Some publications have tried to even draw parallels with the use of ‘redneck’ and the ‘N’ word. That is not the focus of this piece, although it is worth thinking about and like everything in our modern world, needs addressing with nuance and care, there are no simple black and white answers anymore!

The conclusion that ‘The Bobby Bones Show’ came to, with Bobby leading the way as a native of Arkansas, was that it would be OK for another person who came from Arkansas, or one of the other similar Southern states to call Bobby a ‘redneck’ but if it was someone from New York or California doing it, he would be offended. Dolly Parton, perhaps the person best served to have a say in this in the world of Country music, said this about use of the word ‘hillbilly’:

“It doesn’t offend us hillbillies, it’s our music, but if you’re an outsider and you’re sayin’ it’s hillbilly music because you don’t know any music, it’s almost like a racist remark. If we’re hillbillies, we’re proud of it, but you’re not allowed to say it if you don’t really know what you’re talkin’ about.” 

The Cambridge Dictionary definition of ‘redneck’ states: ‘A poor, white person without education, esp. one living in the countryside in the southern US, who is believed to have prejudiced ideas and beliefs’. That description comes with a whole bunch of stereotypical assumptions and it feels wrong to be throwing that term around, now, in this day and age. Country musicians don’t help themselves a great deal with their prodigious, disposable use of the word and it’s ‘badge of honour’ connotations and it also doesn’t help that many of the artists currently using the term ‘redneck’ have appropriated it for commercial purposes, even though if you looked into some of their family backgrounds they would be about as far away from being a ‘redneck’ as it’s probably as possible to be!
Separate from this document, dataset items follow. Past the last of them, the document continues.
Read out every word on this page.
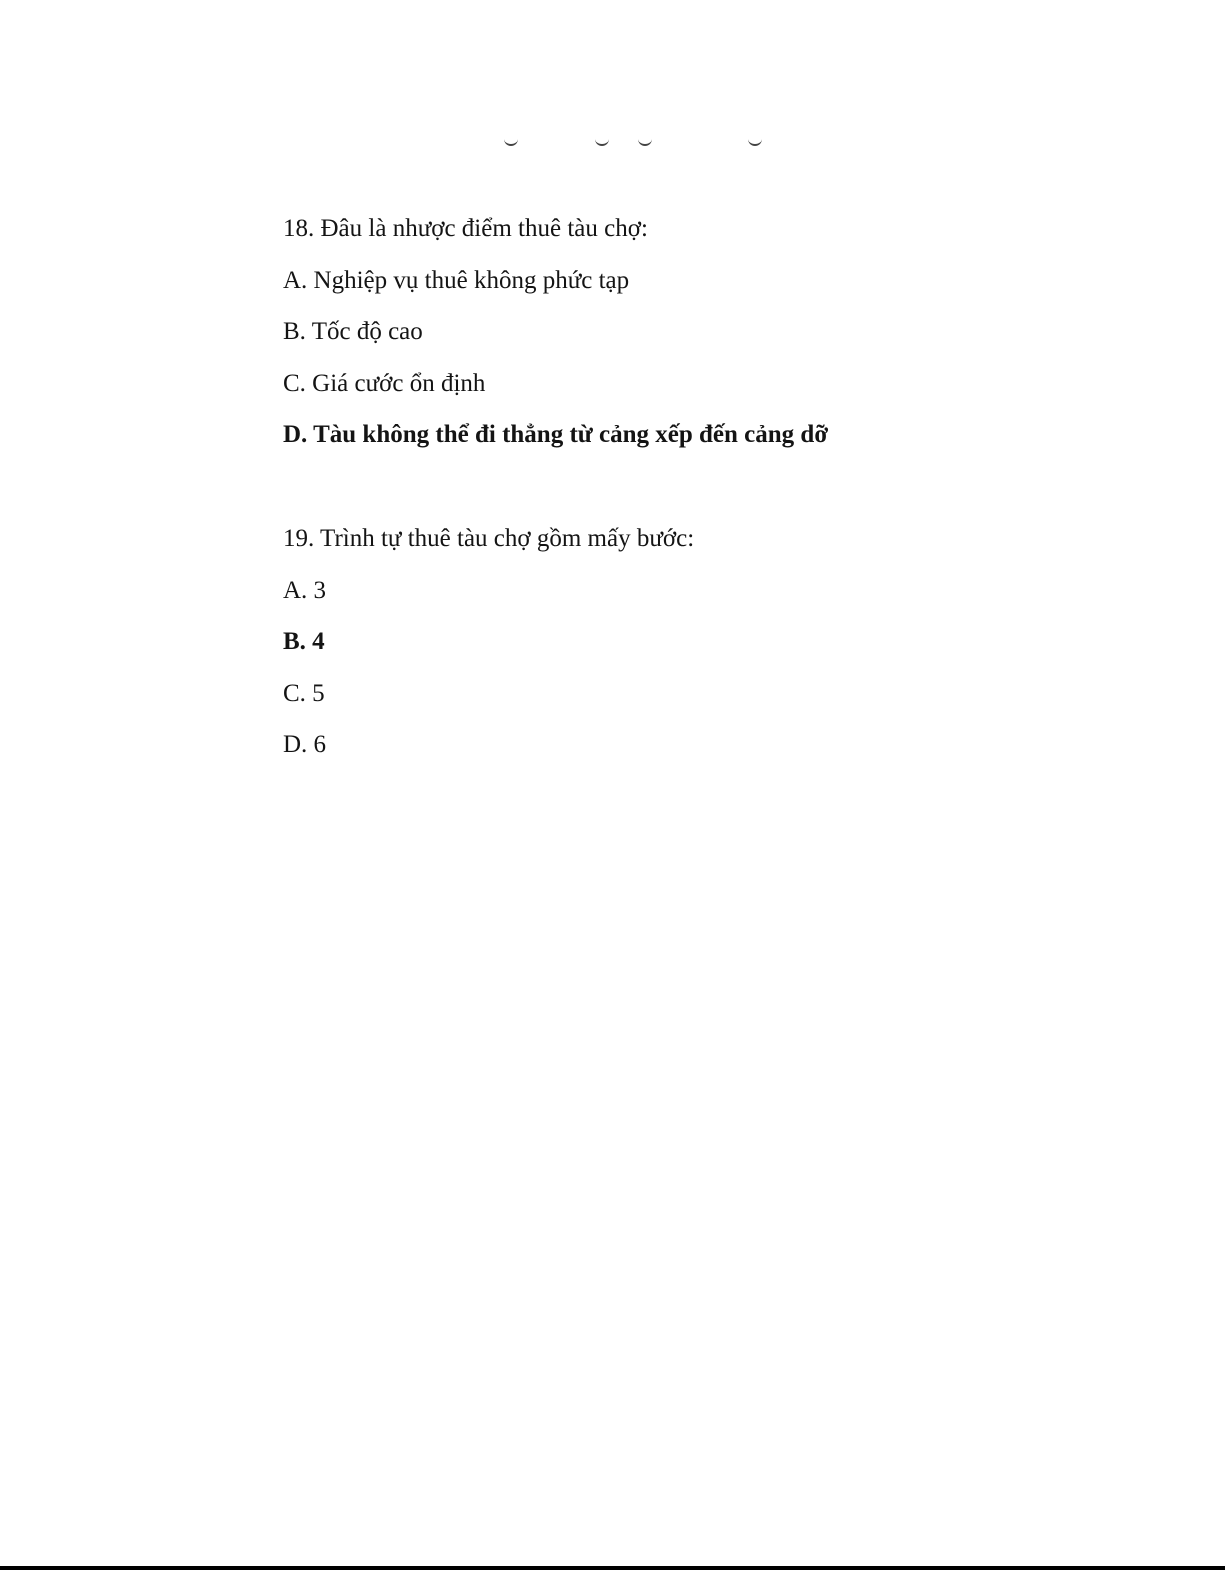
18. Đâu là nhược điểm thuê tàu chợ:
A. Nghiệp vụ thuê không phức tạp
B. Tốc độ cao
C. Giá cước ổn định
D. Tàu không thể đi thẳng từ cảng xếp đến cảng dỡ
19. Trình tự thuê tàu chợ gồm mấy bước:
A. 3
B. 4
C. 5
D. 6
The simple conclusion, which many people on social media struggle to understand, is that there is no right or wrong answer. To some, ‘redneck’ is a slur, to others, not so much. As Morgan Wallen found out when he was caught on camera using the ‘N’ word back in early 2021, it all depends on who is using the word, why and in what context. From one southerner to another, it might well be a term of affection but used by those of us in other countries or communities it might well be seen as, at best clumsy or inappropriate and at worst, offensive. Use with care and know your crowd.